A page-based approach for storing vector embeddings

Intelligent Systems and Technologies, Artificial Intelligence
Authors:
Abstract:

This study proposes a page-based approach to organize the storage for vector embeddings combined with the use of general-purpose lossless compression algorithms. The proposed approach organizes vector embeddings into pages of a configurable number of entries that contain vector embeddings and all necessary metainformation, and then the page files are compressed using general-purpose compression algorithms. This approach allows configuring page size and specific compression algorithm, to balance retrieval speed and storage efficiency. Experiments on three datasets, including PyEmb-50GB with more than 28 million dense vector embeddings, showed that the proposed solution reduces the occupied disk space by 14–40% compared to existing storage formats, such as ORC and Parquet, and up to two times compared to SQLite and H2. In addition, the suggested approach demonstrates a comparable to SQLite and H2 vector retrieval time, which is also a hundred times faster than ORC and Parquet.

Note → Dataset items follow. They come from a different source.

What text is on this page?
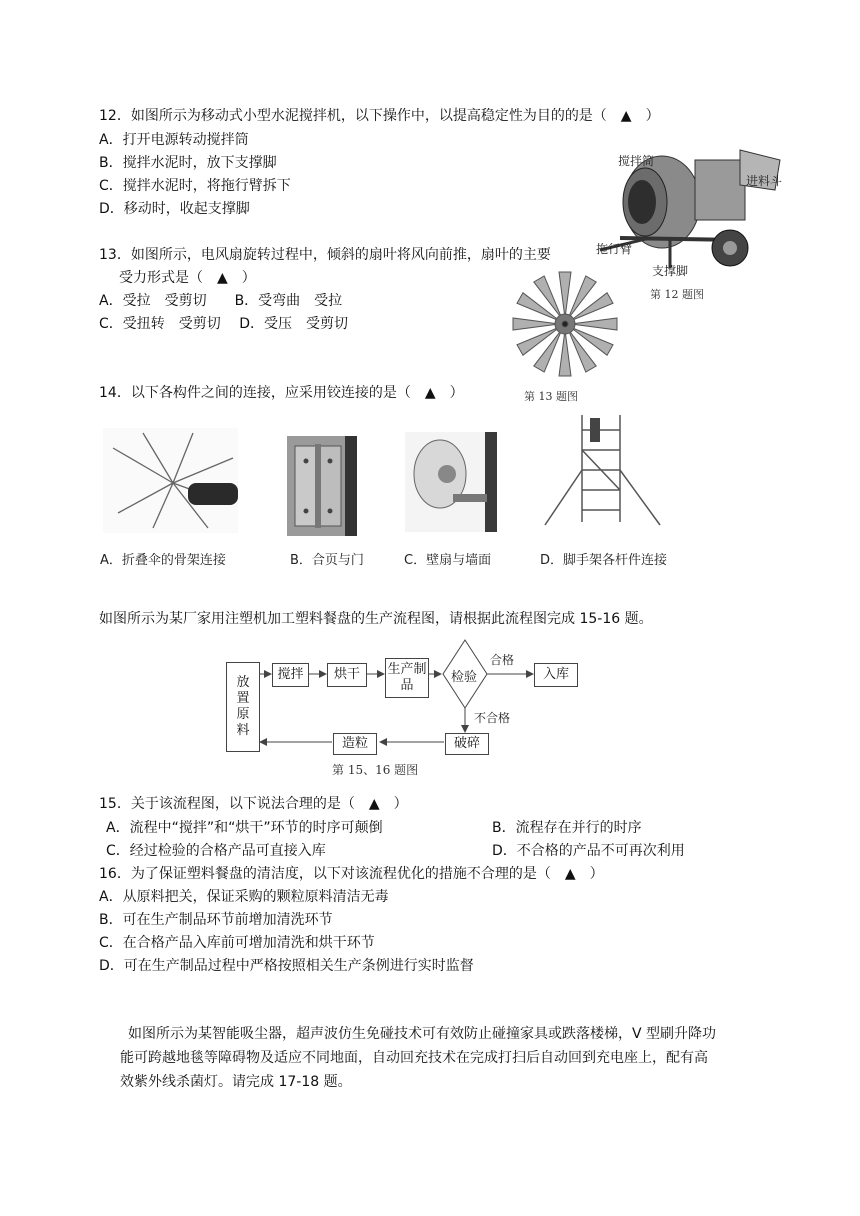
12．如图所示为移动式小型水泥搅拌机，以下操作中，以提高稳定性为目的的是（　▲　）
A．打开电源转动搅拌筒
B．搅拌水泥时，放下支撑脚
C．搅拌水泥时，将拖行臂拆下
D．移动时，收起支撑脚
搅拌筒
进料斗
拖行臂
支撑脚
第 12 题图
13．如图所示，电风扇旋转过程中，倾斜的扇叶将风向前推，扇叶的主要
受力形式是（　▲　）
A．受拉　受剪切　　B．受弯曲　受拉
C．受扭转　受剪切　 D．受压　受剪切
第 13 题图
14．以下各构件之间的连接，应采用铰连接的是（　▲　）
A．折叠伞的骨架连接	B．合页与门	C．壁扇与墙面	D．脚手架各杆件连接
如图所示为某厂家用注塑机加工塑料餐盘的生产流程图，请根据此流程图完成 15-16 题。
放
置
原
料
搅拌	烘干	生产制品
检验
合格
入库
不合格
破碎
造粒
第 15、16 题图
15．关于该流程图，以下说法合理的是（　▲　）
A．流程中“搅拌”和“烘干”环节的时序可颠倒	B．流程存在并行的时序
C．经过检验的合格产品可直接入库	D．不合格的产品不可再次利用
16．为了保证塑料餐盘的清洁度，以下对该流程优化的措施不合理的是（　▲　）
A．从原料把关，保证采购的颗粒原料清洁无毒
B．可在生产制品环节前增加清洗环节
C．在合格产品入库前可增加清洗和烘干环节
D．可在生产制品过程中严格按照相关生产条例进行实时监督
如图所示为某智能吸尘器，超声波仿生免碰技术可有效防止碰撞家具或跌落楼梯，V 型刷升降功
能可跨越地毯等障碍物及适应不同地面，自动回充技术在完成打扫后自动回到充电座上，配有高
效紫外线杀菌灯。请完成 17-18 题。
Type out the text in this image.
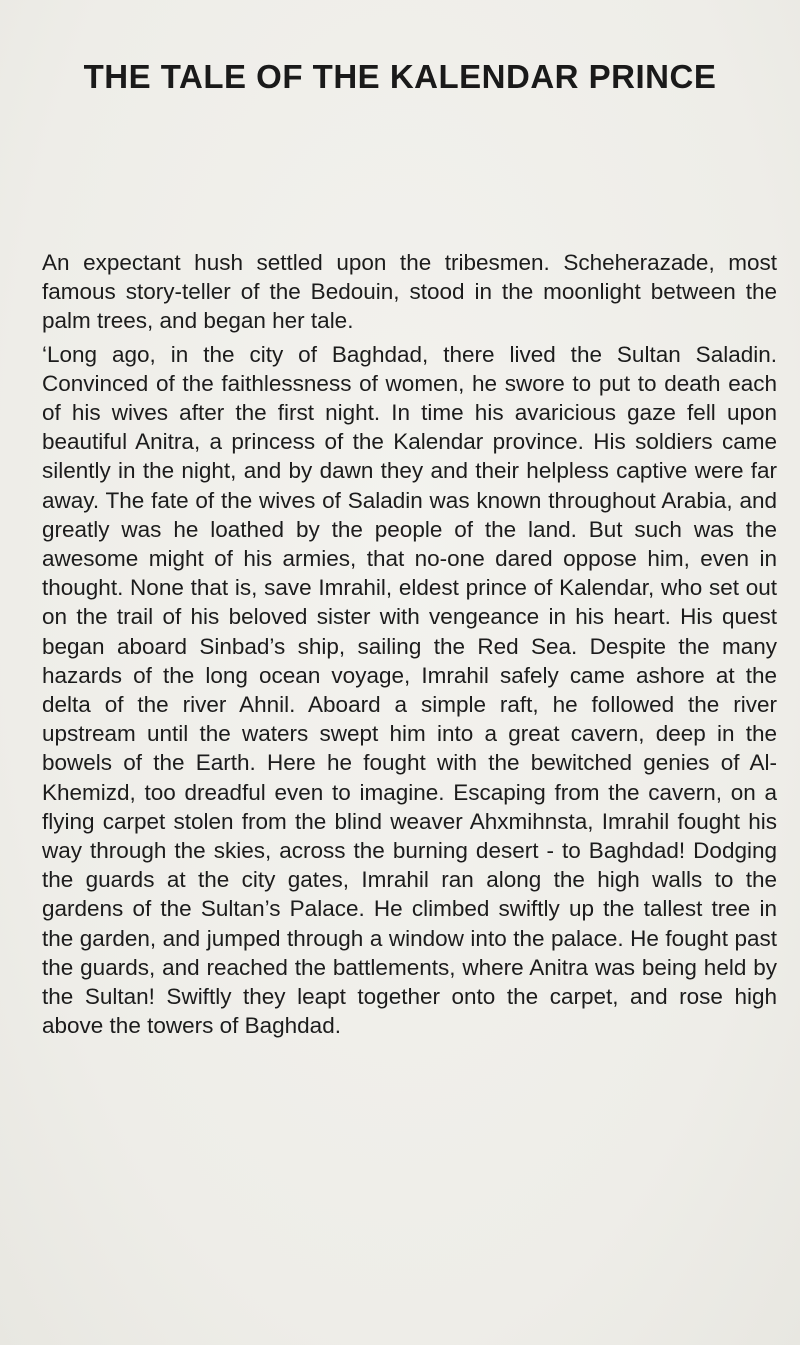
THE TALE OF THE KALENDAR PRINCE

An expectant hush settled upon the tribesmen. Scheherazade, most famous story-teller of the Bedouin, stood in the moonlight between the palm trees, and began her tale.

‘Long ago, in the city of Baghdad, there lived the Sultan Saladin. Convinced of the faithlessness of women, he swore to put to death each of his wives after the first night. In time his avaricious gaze fell upon beautiful Anitra, a princess of the Kalendar province. His soldiers came silently in the night, and by dawn they and their helpless captive were far away. The fate of the wives of Saladin was known throughout Arabia, and greatly was he loathed by the people of the land. But such was the awesome might of his armies, that no-one dared oppose him, even in thought. None that is, save Imrahil, eldest prince of Kalendar, who set out on the trail of his beloved sister with vengeance in his heart. His quest began aboard Sinbad’s ship, sailing the Red Sea. Despite the many hazards of the long ocean voyage, Imrahil safely came ashore at the delta of the river Ahnil. Aboard a simple raft, he followed the river upstream until the waters swept him into a great cavern, deep in the bowels of the Earth. Here he fought with the bewitched genies of Al-Khemizd, too dreadful even to imagine. Escaping from the cavern, on a flying carpet stolen from the blind weaver Ahxmihnsta, Imrahil fought his way through the skies, across the burning desert - to Baghdad! Dodging the guards at the city gates, Imrahil ran along the high walls to the gardens of the Sultan’s Palace. He climbed swiftly up the tallest tree in the garden, and jumped through a window into the palace. He fought past the guards, and reached the battlements, where Anitra was being held by the Sultan! Swiftly they leapt together onto the carpet, and rose high above the towers of Baghdad.
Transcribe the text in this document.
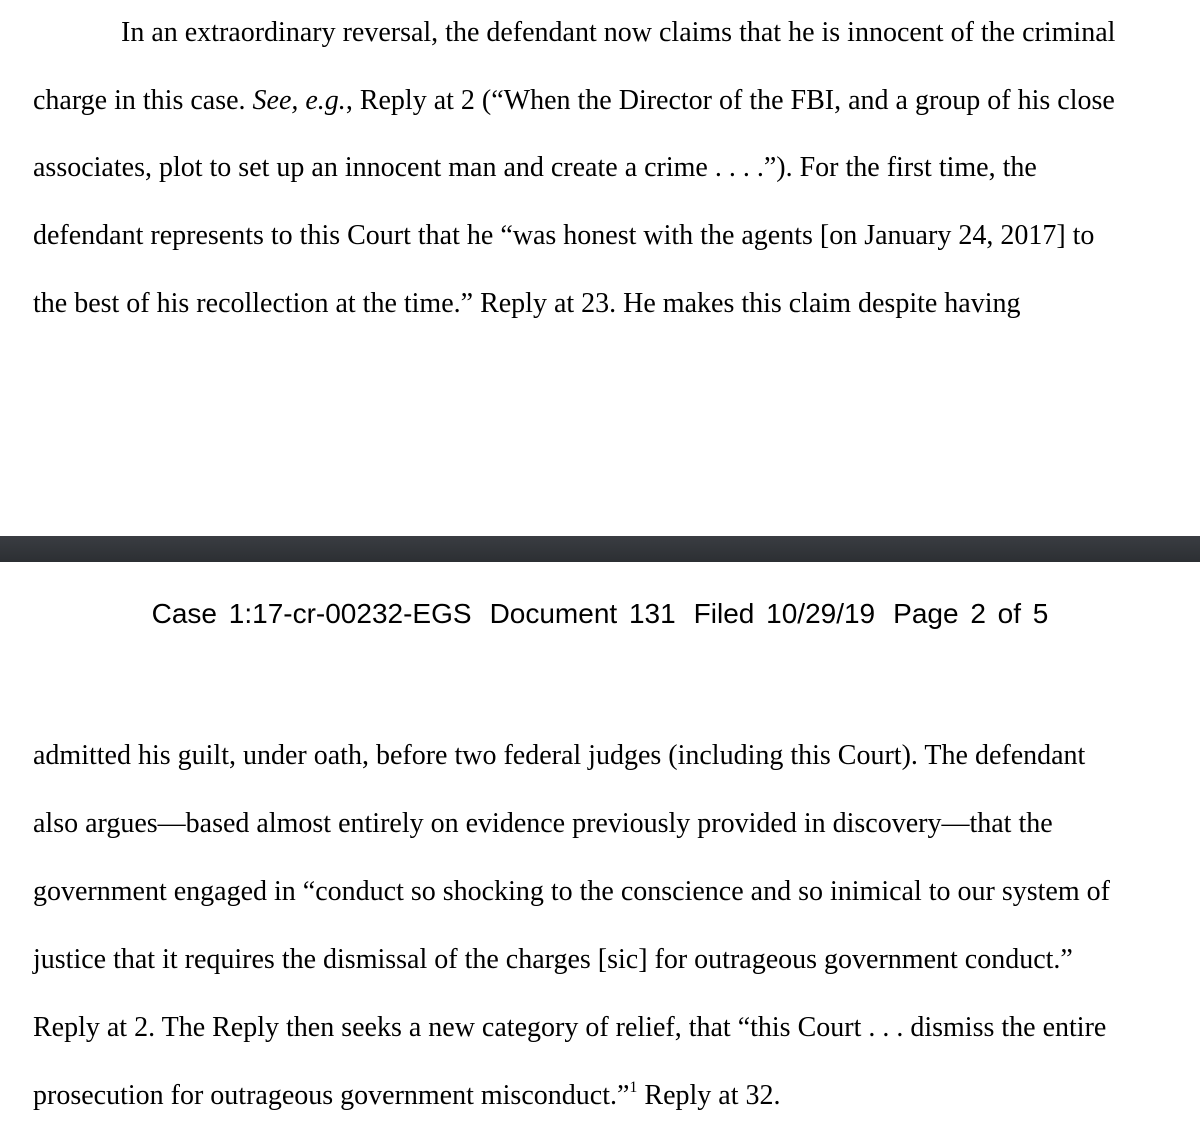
In an extraordinary reversal, the defendant now claims that he is innocent of the criminal
charge in this case. See, e.g., Reply at 2 (“When the Director of the FBI, and a group of his close
associates, plot to set up an innocent man and create a crime . . . .”). For the first time, the
defendant represents to this Court that he “was honest with the agents [on January 24, 2017] to
the best of his recollection at the time.” Reply at 23. He makes this claim despite having
Case 1:17-cr-00232-EGS Document 131 Filed 10/29/19 Page 2 of 5
admitted his guilt, under oath, before two federal judges (including this Court). The defendant
also argues—based almost entirely on evidence previously provided in discovery—that the
government engaged in “conduct so shocking to the conscience and so inimical to our system of
justice that it requires the dismissal of the charges [sic] for outrageous government conduct.”
Reply at 2. The Reply then seeks a new category of relief, that “this Court . . . dismiss the entire
prosecution for outrageous government misconduct.”$^1$ Reply at 32.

The results indicate that increasing the page size logarithmically reduces the storage size, while linearly increasing retrieval time. The proposed storage format supports thread-safe vector access, reducing both the necessary disk space and retrieval time, making it a robust solution for large-scale vector data management. It can also be used in approximate nearest neighbor search, provided the correct way of sharding vector embeddings between pages.